Ohhh by the way, I went on a date yesterday. He was nice, and he kept me interested throughout the entire thing. And also, that was one of the few dates I actually cared about, in that I had the decency to brush my teeth, comb my hair, and look long and hard in front of the mirror before meeting him. All that right after I got out of my terror class.

Anyway, this guy I'm talking about is a friend of a friend. He's not exactly my type--but I find myself waiting for his texts. I know better than to show too much interest though, because I know myself. And I know for a fact that this is just one of those times where I want another person to badly like me, and ignore him the moment he does. Hah. The point is that I don't want to play another round of my senseless affirmation-seeking game.

Which is why this quote from one of my favorite authors is appropriate in describing who (or what) I am:

I wanted it, I wanted it, I wanted it, but the moment it was mine it ceased to interest me.

I wonder when that one person who'll never cease to interest me will come... I mean, really, is that so much to ask for?

And have I mentioned that I ran into my ex earlier this week? My friends and I were in the mall, both of whom know of this recent relationship. Then just like that, he appeared out of nowhere, our eyes met, and we both gave a brief glance and mouthed 'hi' with our lips. And that was it. The first time we saw each other since we last broke up six months ago. Ahh, six months. This month's also that month last year where we started talking to each other after college.

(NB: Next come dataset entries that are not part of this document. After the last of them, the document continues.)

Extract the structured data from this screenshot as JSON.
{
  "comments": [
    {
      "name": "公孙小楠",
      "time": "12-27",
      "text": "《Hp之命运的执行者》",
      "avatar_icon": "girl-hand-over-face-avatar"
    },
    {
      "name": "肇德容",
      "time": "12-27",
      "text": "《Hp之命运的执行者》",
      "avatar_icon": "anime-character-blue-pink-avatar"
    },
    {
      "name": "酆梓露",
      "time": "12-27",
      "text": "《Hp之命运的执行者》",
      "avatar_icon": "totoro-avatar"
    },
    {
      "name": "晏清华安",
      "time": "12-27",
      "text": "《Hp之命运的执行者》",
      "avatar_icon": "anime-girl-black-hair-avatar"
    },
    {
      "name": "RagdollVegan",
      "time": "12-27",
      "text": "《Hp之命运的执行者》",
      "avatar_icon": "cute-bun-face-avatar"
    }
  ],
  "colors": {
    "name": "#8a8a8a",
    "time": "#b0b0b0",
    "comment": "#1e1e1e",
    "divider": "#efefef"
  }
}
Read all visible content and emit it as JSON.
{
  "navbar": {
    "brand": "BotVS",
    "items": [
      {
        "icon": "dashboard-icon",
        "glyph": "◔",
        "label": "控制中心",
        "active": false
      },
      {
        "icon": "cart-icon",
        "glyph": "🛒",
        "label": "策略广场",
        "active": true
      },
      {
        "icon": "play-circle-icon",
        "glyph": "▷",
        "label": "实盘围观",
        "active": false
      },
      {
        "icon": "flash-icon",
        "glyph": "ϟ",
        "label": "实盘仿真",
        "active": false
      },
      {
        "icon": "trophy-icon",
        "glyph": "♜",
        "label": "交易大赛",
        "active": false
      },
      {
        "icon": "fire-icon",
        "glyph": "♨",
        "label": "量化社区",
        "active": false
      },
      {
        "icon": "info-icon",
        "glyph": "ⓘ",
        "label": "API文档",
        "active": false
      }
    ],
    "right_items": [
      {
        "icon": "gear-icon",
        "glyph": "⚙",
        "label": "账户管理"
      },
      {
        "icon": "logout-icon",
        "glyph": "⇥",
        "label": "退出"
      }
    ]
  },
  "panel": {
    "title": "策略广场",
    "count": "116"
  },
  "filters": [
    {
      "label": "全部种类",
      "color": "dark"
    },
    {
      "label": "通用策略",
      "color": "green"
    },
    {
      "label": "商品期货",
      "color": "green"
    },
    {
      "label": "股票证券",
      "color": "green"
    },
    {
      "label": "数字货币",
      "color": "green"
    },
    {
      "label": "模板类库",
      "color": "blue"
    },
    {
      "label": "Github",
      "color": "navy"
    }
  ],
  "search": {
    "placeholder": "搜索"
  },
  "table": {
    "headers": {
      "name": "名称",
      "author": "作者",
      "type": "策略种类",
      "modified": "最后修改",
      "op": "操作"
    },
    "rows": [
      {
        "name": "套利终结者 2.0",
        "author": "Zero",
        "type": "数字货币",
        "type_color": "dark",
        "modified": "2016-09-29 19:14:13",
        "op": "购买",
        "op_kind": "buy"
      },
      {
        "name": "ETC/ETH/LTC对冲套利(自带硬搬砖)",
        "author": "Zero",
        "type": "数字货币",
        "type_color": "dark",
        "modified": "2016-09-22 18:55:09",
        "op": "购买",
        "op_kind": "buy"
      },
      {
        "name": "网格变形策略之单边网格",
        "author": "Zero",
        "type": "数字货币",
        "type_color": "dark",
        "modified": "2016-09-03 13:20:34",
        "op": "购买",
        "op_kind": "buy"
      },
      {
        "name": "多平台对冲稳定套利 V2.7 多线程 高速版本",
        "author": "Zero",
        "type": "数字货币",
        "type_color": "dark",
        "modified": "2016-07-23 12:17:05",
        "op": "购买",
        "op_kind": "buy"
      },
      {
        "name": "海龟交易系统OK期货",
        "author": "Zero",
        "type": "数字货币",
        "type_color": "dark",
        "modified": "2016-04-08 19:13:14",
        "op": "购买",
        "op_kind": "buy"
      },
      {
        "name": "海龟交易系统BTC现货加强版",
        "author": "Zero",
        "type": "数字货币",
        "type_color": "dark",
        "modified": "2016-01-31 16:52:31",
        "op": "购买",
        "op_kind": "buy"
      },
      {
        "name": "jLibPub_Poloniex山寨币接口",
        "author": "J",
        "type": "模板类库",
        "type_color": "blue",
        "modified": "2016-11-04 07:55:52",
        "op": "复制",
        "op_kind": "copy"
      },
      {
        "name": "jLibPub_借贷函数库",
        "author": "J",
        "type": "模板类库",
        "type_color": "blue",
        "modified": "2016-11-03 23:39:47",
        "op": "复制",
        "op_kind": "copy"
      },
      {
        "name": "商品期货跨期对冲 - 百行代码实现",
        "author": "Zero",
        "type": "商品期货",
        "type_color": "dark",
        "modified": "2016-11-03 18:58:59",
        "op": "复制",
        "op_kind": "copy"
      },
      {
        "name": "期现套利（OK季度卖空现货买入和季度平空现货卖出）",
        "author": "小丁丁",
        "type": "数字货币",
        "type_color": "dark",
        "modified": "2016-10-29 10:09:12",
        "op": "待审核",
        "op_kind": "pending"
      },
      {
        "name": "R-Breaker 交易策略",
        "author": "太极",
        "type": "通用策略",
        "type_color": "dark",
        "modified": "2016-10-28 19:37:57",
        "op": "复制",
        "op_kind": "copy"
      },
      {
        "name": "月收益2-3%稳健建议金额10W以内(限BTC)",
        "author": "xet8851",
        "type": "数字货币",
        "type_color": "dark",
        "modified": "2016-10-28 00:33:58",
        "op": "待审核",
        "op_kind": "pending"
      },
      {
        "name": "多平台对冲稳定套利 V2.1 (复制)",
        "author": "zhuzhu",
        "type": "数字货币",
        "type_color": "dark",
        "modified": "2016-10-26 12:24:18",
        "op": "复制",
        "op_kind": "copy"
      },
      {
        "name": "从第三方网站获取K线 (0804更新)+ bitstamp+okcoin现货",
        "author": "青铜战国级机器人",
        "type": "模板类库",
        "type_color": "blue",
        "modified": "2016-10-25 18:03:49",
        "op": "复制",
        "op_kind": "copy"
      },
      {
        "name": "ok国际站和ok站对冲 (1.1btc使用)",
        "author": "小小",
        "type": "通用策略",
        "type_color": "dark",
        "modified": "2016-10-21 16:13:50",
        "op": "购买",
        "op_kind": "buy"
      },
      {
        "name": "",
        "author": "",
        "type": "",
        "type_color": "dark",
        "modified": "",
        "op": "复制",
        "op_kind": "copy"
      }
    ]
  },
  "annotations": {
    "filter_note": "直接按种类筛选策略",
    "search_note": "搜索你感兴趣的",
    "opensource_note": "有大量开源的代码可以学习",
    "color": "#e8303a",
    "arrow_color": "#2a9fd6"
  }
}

What did I feel when I saw him? First I panicked at the thought that he might have seen me look all stressed. Next I noticed how he got fatter since we last saw each other. And last, I remembered how I ran into him in the same mall when we were still in a relationship. He was with his family and he couldn't bring himself to walk away for five minutes just to talk to him. And I was there looking at him from a distance. Because I was stupid. Yes, my heart thumped for a few minutes and for a while I couldn't understand what I was feeling. And yes, I pondered on the possibility that I was probably still in love with him. But no, I realized that what I felt was no longer love, but a nostalgia of how we were and what we used to be. And just like that, closure from within has been re-affirmed.

Saturday, December 3, 2011

My life is boring

I wasn't surprised when somebody else said it out loud.

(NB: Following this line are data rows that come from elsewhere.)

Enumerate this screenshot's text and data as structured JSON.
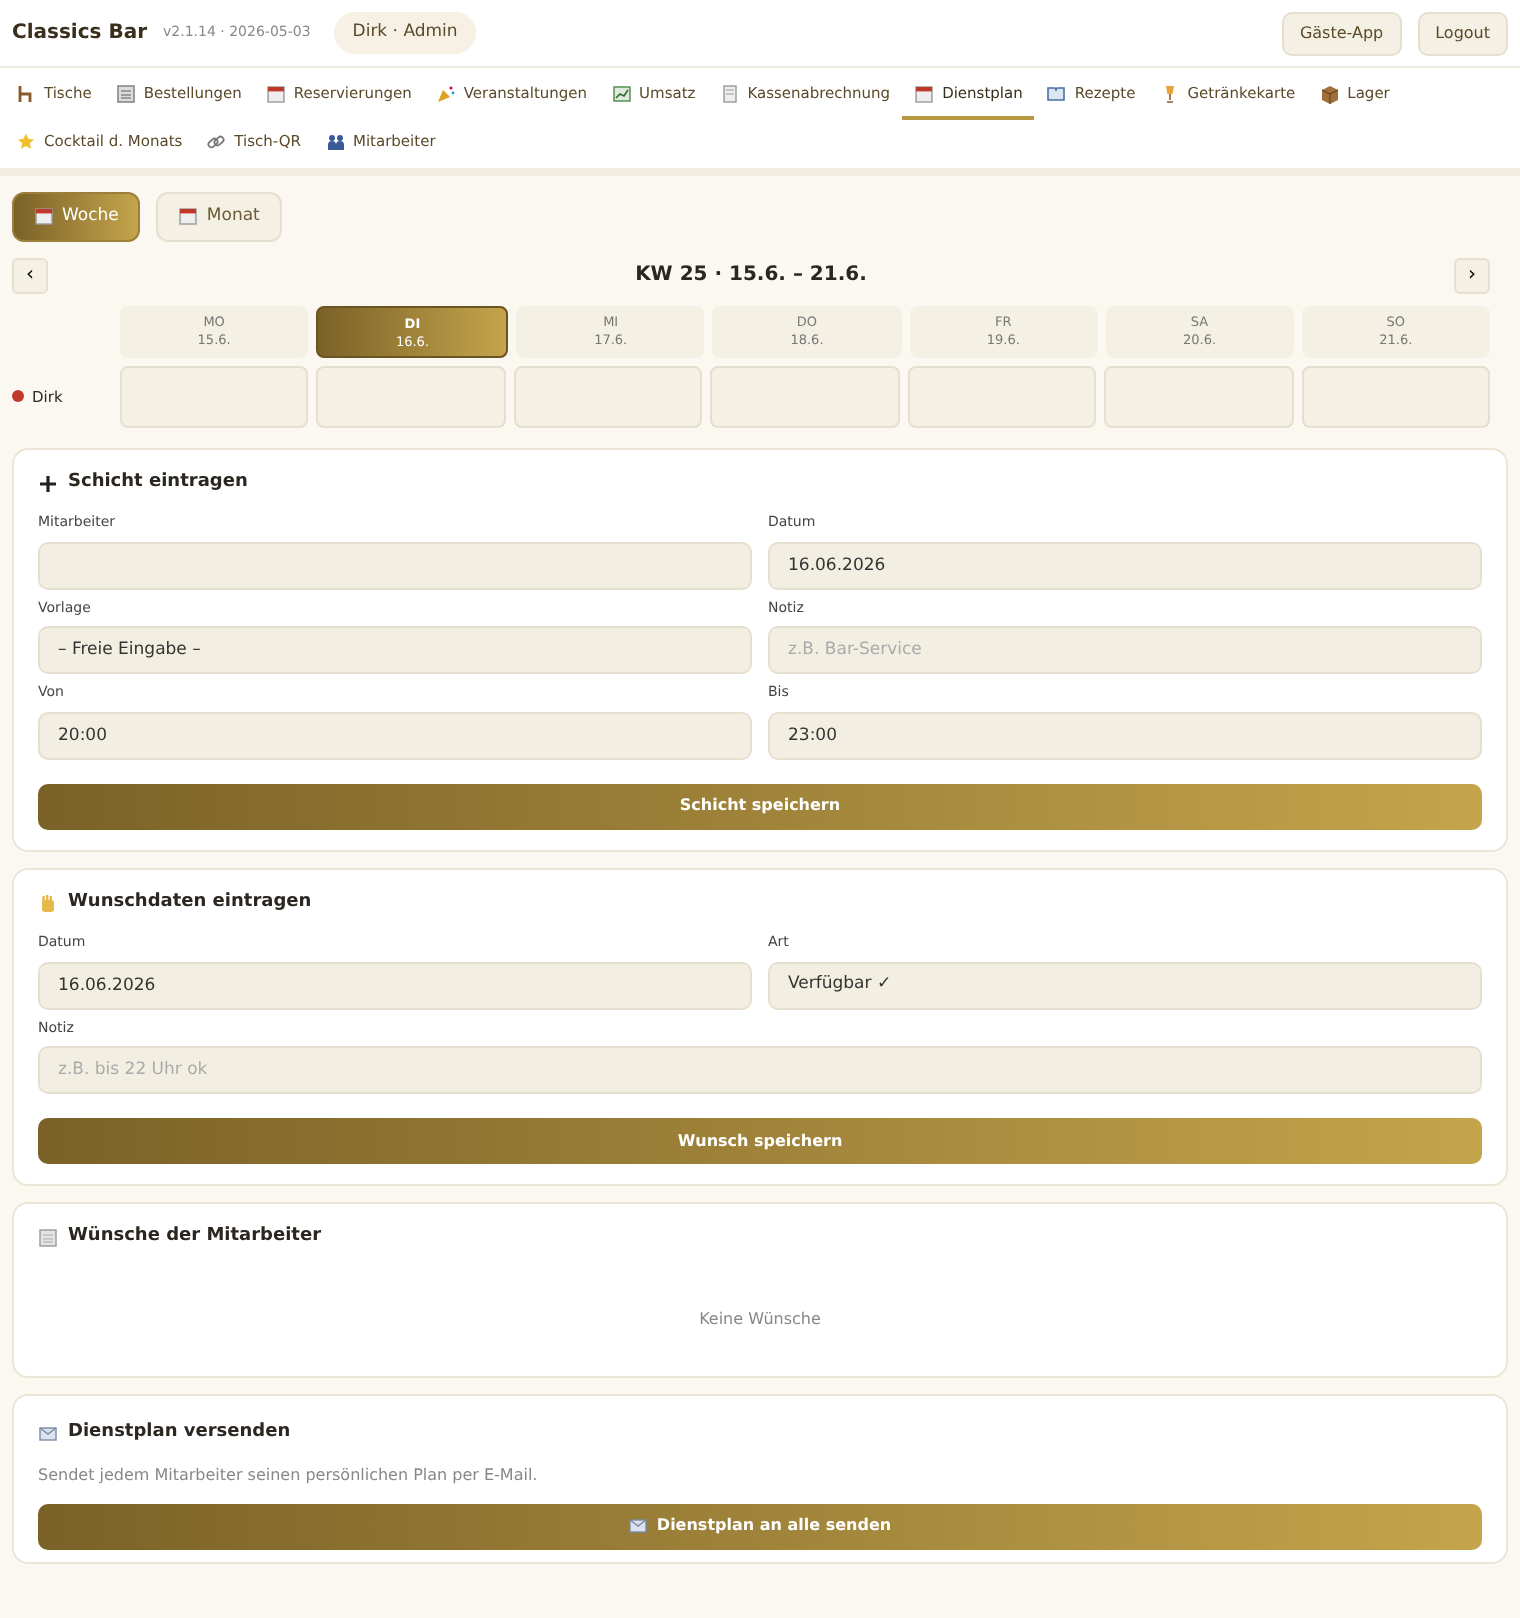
{
  "header": {
    "brand": "Classics Bar",
    "version": "v2.1.14 · 2026-05-03",
    "user": "Dirk · Admin",
    "buttons": [
      "Gäste-App",
      "Logout"
    ]
  },
  "nav": [
    {
      "label": "Tische",
      "selected": false
    },
    {
      "label": "Bestellungen",
      "selected": false
    },
    {
      "label": "Reservierungen",
      "selected": false
    },
    {
      "label": "Veranstaltungen",
      "selected": false
    },
    {
      "label": "Umsatz",
      "selected": false
    },
    {
      "label": "Kassenabrechnung",
      "selected": false
    },
    {
      "label": "Dienstplan",
      "selected": true
    },
    {
      "label": "Rezepte",
      "selected": false
    },
    {
      "label": "Getränkekarte",
      "selected": false
    },
    {
      "label": "Lager",
      "selected": false
    },
    {
      "label": "Cocktail d. Monats",
      "selected": false
    },
    {
      "label": "Tisch-QR",
      "selected": false
    },
    {
      "label": "Mitarbeiter",
      "selected": false
    }
  ],
  "view_toggle": [
    {
      "label": "Woche",
      "selected": true
    },
    {
      "label": "Monat",
      "selected": false
    }
  ],
  "week": {
    "prev": "‹",
    "title": "KW 25 · 15.6. – 21.6.",
    "next": "›",
    "days": [
      {
        "name": "MO",
        "date": "15.6.",
        "selected": false
      },
      {
        "name": "DI",
        "date": "16.6.",
        "selected": true
      },
      {
        "name": "MI",
        "date": "17.6.",
        "selected": false
      },
      {
        "name": "DO",
        "date": "18.6.",
        "selected": false
      },
      {
        "name": "FR",
        "date": "19.6.",
        "selected": false
      },
      {
        "name": "SA",
        "date": "20.6.",
        "selected": false
      },
      {
        "name": "SO",
        "date": "21.6.",
        "selected": false
      }
    ],
    "staff": [
      {
        "name": "Dirk",
        "color": "#c0392b"
      }
    ]
  },
  "shift_form": {
    "title": "Schicht eintragen",
    "rows": [
      [
        {
          "label": "Mitarbeiter",
          "kind": "select"
        },
        {
          "label": "Datum",
          "kind": "input",
          "value": "16.06.2026"
        }
      ],
      [
        {
          "label": "Vorlage",
          "kind": "select",
          "value": "– Freie Eingabe –"
        },
        {
          "label": "Notiz",
          "kind": "input",
          "placeholder": "z.B. Bar-Service"
        }
      ],
      [
        {
          "label": "Von",
          "kind": "input",
          "value": "20:00"
        },
        {
          "label": "Bis",
          "kind": "input",
          "value": "23:00"
        }
      ]
    ],
    "button": "Schicht speichern"
  },
  "wish_form": {
    "title": "Wunschdaten eintragen",
    "rows": [
      [
        {
          "label": "Datum",
          "kind": "input",
          "value": "16.06.2026"
        },
        {
          "label": "Art",
          "kind": "select",
          "value": "Verfügbar ✓"
        }
      ],
      [
        {
          "label": "Notiz",
          "kind": "input",
          "placeholder": "z.B. bis 22 Uhr ok"
        }
      ]
    ],
    "button": "Wunsch speichern"
  },
  "wishes": {
    "title": "Wünsche der Mitarbeiter",
    "empty": "Keine Wünsche"
  },
  "send": {
    "title": "Dienstplan versenden",
    "description": "Sendet jedem Mitarbeiter seinen persönlichen Plan per E-Mail.",
    "button": "Dienstplan an alle senden"
  }
}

My life is boring. I wake up, I go to the library (and sometimes, for good measure, grab a quick breakfast in a convenience store or wherever), attend class, study right after, go to a coffee shop near my place to study, then go home to my empty apartment. I no longer log in to Facebook as often as I used to--which means that I practically dissolved the last strand of my sorry social life. Just yesterday, I forgot my cellphone and didn't even bother worrying if anybody was looking for me; in fact I was quite happy, because not having it with me meant that I didn't have to talk with someone who's been annoying me for quite a while.

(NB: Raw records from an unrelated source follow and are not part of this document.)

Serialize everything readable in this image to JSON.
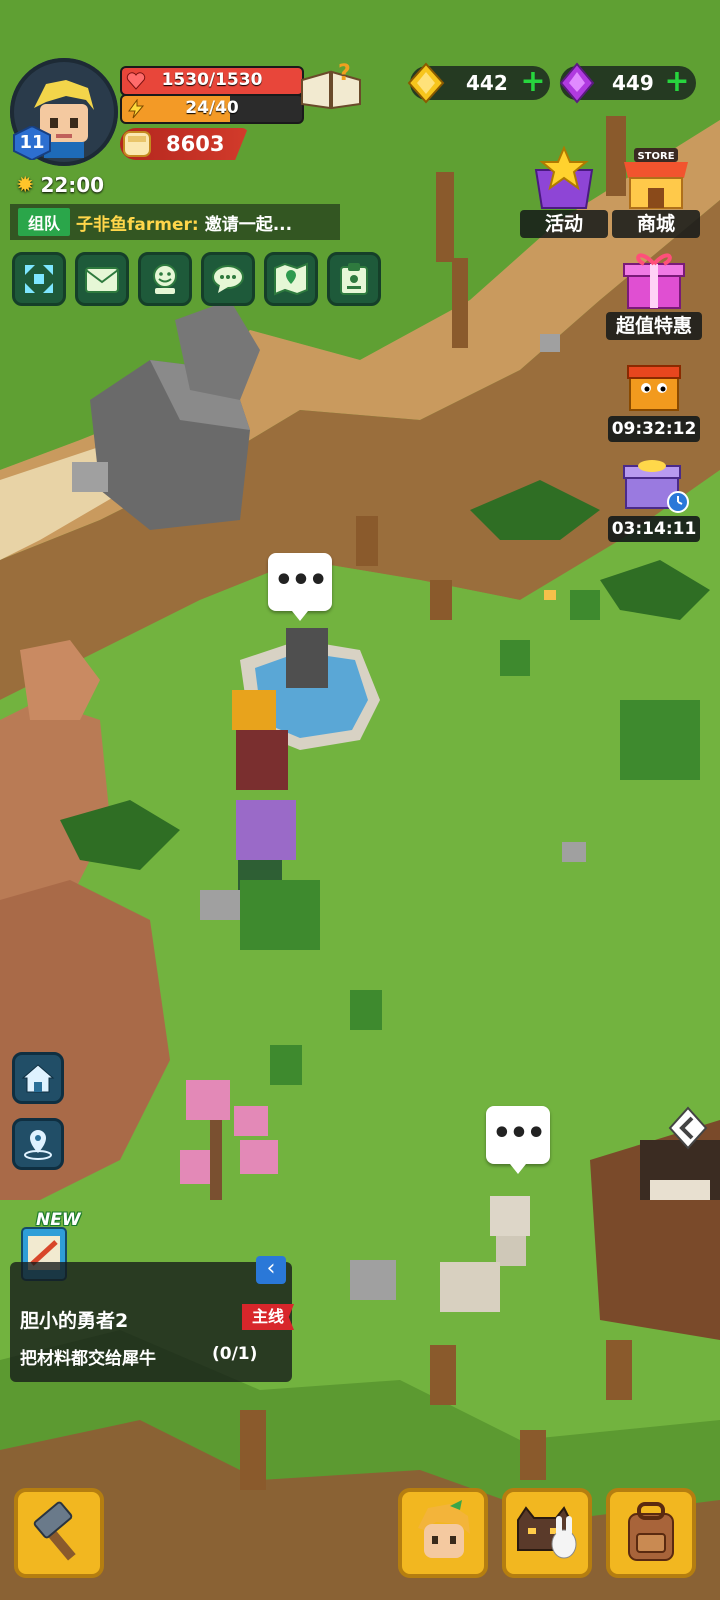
{
  "player": {
    "level": "11",
    "time": "22:00",
    "hp_text": "1530/1530",
    "hp_fraction": 1.0,
    "energy_text": "24/40",
    "energy_fraction": 0.6,
    "power": "8603"
  },
  "currency": {
    "gold": "442",
    "gems": "449",
    "add_symbol": "+"
  },
  "chat": {
    "tag": "组队",
    "sender": "子非鱼farmer:",
    "message": "邀请一起..."
  },
  "menu_icons": [
    "expand-icon",
    "mail-icon",
    "friends-icon",
    "chat-icon",
    "map-icon",
    "clipboard-icon"
  ],
  "side_buttons": {
    "events_label": "活动",
    "store_sign": "STORE",
    "store_label": "商城",
    "deal_label": "超值特惠",
    "timer1": "09:32:12",
    "timer2": "03:14:11"
  },
  "speech_bubble": "•••",
  "quest": {
    "new_badge": "NEW",
    "collapse_icon": "‹",
    "title": "胆小的勇者2",
    "tag": "主线",
    "desc": "把材料都交给犀牛",
    "progress": "(0/1)"
  },
  "colors": {
    "grass": "#6fae3c",
    "hp": "#e8463a",
    "energy": "#f39a26",
    "gold_button": "#f2b720",
    "menu_green": "#1e5a3a"
  }
}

When I got home to check my phone, I had a few messages, one of which was from a guy I used to date asking me out for dinner. Her friend texted me too, asking me to come out with the guy. I deleted the messages and went on with my life.

I'm not exactly miserable. But I must admit, I do get sad every now and then, if only for the sheer lack of people to talk to about life, the music that I like, the movies that I love, and everything else in between. If only for the lack of something to look forward to, except a recitation or an exam. 

I've always taken a sense of curiosity with the fact that some gay men seem to have much more colorful love lives than I do. I'm surely not that abominable. Why hasn't anyone been asking me out?! No sooner than I ask this question do I realize the reason why: I don't socialize; I stay at home on Friday and Saturday nights; I watch movies alone; and, the game of flirting has become a tired exercise for me. 

This is not a call for help. This isn't even a call for friends to come over. This is simply an admission that I need something else in my life aside from my law books and my pride. So maybe I should do something new, try to make a few changes in my life. But how do I do that without losing the essence of who I am in the process?